Over the last couple of days in Kallakurichi, in north Tamil Nadu, 39 people have died after consuming hooch laced with methanol
It is not as if the signs were not obvious, particularly after the hooch tragedy which claimed several lives in 2023 in Marakkanam and Madhuranthakam, also in north Tamil Nadu, where it was clear that industrial methanol was being diverted to the illicit brewing cottage industry.
The relatives of those dead have spoken about the easy availability of cheap hooch in the region regularly, and that the cost of the local moonshine is much lower than the price of alcohol in the Tamil Nadu State Marketing Corporation Limited (TASMAC) shops.
With irregular incomes as daily wage, fuelled by an aggressive price rise in liquor and fleecing at the TASMAC shops, regular drinkers gravitated towards the local brew.
This trend is something that the Prohibition Enforcement Wing of the Tamil Nadu police is mandated to pick up, and act on.
Whatever is being done post-facto, is ultimately too little, too late.
Methanol, also a form of alcohol, is added to moonshine to increase its strength.

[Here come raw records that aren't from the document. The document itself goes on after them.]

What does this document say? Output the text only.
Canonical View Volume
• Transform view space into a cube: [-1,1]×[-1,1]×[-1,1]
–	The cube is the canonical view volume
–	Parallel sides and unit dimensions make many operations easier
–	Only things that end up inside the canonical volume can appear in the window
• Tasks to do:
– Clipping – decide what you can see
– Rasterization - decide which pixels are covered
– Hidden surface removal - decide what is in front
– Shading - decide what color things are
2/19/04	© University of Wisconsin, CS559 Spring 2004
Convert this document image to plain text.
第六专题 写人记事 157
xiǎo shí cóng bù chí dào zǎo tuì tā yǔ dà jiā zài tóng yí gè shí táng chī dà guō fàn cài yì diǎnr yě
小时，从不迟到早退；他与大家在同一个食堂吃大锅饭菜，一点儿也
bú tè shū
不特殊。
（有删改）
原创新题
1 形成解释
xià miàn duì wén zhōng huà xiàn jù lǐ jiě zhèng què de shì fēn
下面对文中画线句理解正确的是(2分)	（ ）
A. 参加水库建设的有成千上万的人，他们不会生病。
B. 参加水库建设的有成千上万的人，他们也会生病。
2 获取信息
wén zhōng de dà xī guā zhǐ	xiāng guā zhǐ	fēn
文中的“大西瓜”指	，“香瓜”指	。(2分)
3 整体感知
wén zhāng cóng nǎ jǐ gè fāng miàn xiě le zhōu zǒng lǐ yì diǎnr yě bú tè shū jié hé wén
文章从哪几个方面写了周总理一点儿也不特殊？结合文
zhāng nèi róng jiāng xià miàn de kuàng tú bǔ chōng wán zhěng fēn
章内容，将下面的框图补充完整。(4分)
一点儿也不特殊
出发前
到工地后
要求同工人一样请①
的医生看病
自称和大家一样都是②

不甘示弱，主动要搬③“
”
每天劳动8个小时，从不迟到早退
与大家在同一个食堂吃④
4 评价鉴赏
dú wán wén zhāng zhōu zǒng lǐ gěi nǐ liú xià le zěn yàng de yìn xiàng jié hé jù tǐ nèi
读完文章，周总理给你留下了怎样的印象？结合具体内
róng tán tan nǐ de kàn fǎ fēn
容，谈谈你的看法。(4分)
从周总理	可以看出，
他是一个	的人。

It is a potent poison, and even in very small quantities, can cause liver failure, blindness, and death.
While various governments have shifted the State’s position on allowing or banning the brewing of arrack, one measure that seemed to have controlled deaths due to hooch after its introduction was selling low-cost liquor through TASMAC in 2002.

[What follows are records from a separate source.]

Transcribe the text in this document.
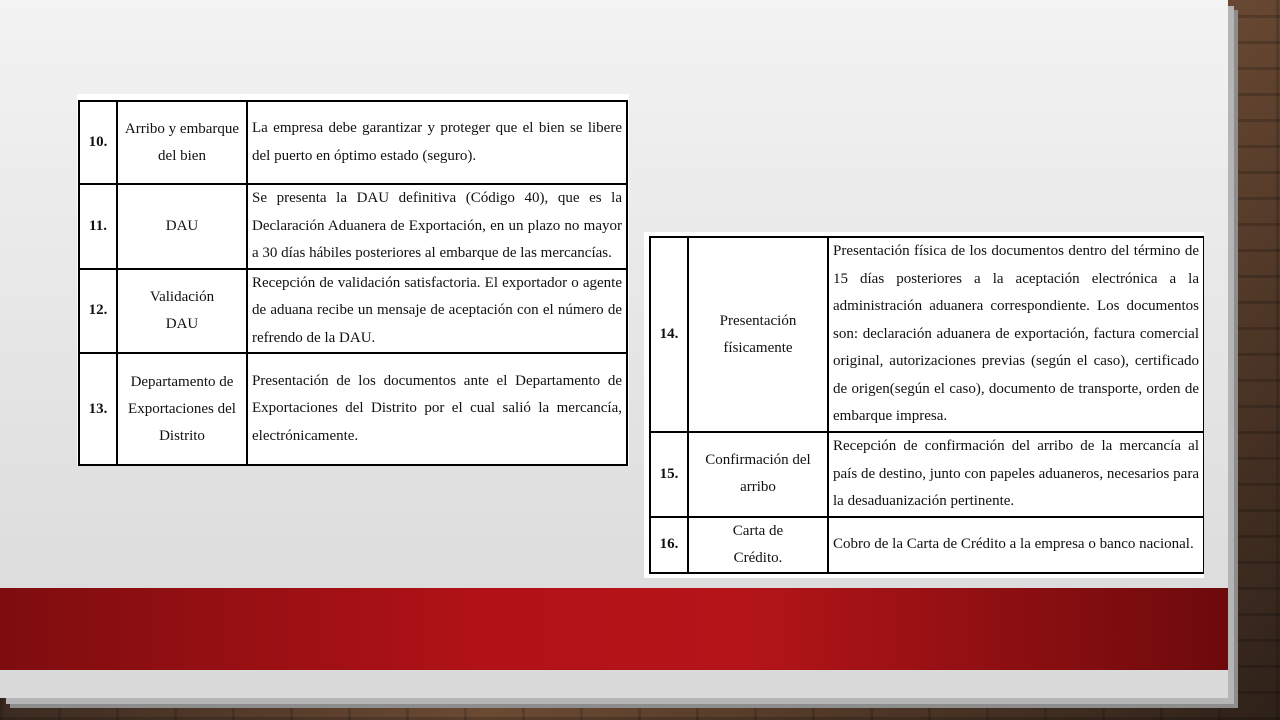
10.	Arribo y embarque del bien	La empresa debe garantizar y proteger que el bien se libere del puerto en óptimo estado (seguro).
11.	DAU	Se presenta la DAU definitiva (Código 40), que es la Declaración Aduanera de Exportación, en un plazo no mayor a 30 días hábiles posteriores al embarque de las mercancías.
12.	Validación DAU	Recepción de validación satisfactoria. El exportador o agente de aduana recibe un mensaje de aceptación con el número de refrendo de la DAU.
13.	Departamento de Exportaciones del Distrito	Presentación de los documentos ante el Departamento de Exportaciones del Distrito por el cual salió la mercancía, electrónicamente.

14.	Presentación físicamente	Presentación física de los documentos dentro del término de 15 días posteriores a la aceptación electrónica a la administración aduanera correspondiente. Los documentos son: declaración aduanera de exportación, factura comercial original, autorizaciones previas (según el caso), certificado de origen(según el caso), documento de transporte, orden de embarque impresa.
15.	Confirmación del arribo	Recepción de confirmación del arribo de la mercancía al país de destino, junto con papeles aduaneros, necesarios para la desaduanización pertinente.
16.	Carta de Crédito.	Cobro de la Carta de Crédito a la empresa o banco nacional.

That year, methanol was brought under the ambit of the Tamil Nadu Prohibition Act, and rules were amended to control methanol supply.
However, in the light of Kallakurichi, it seems methanol flows freely.
There can be no complacence about bringing the culprits to book.
The government needs to shut down the small-scale industry of illicit brewing in the State, and should also expressly work towards increasing public health awareness on the inherent dangers of drinking hooch.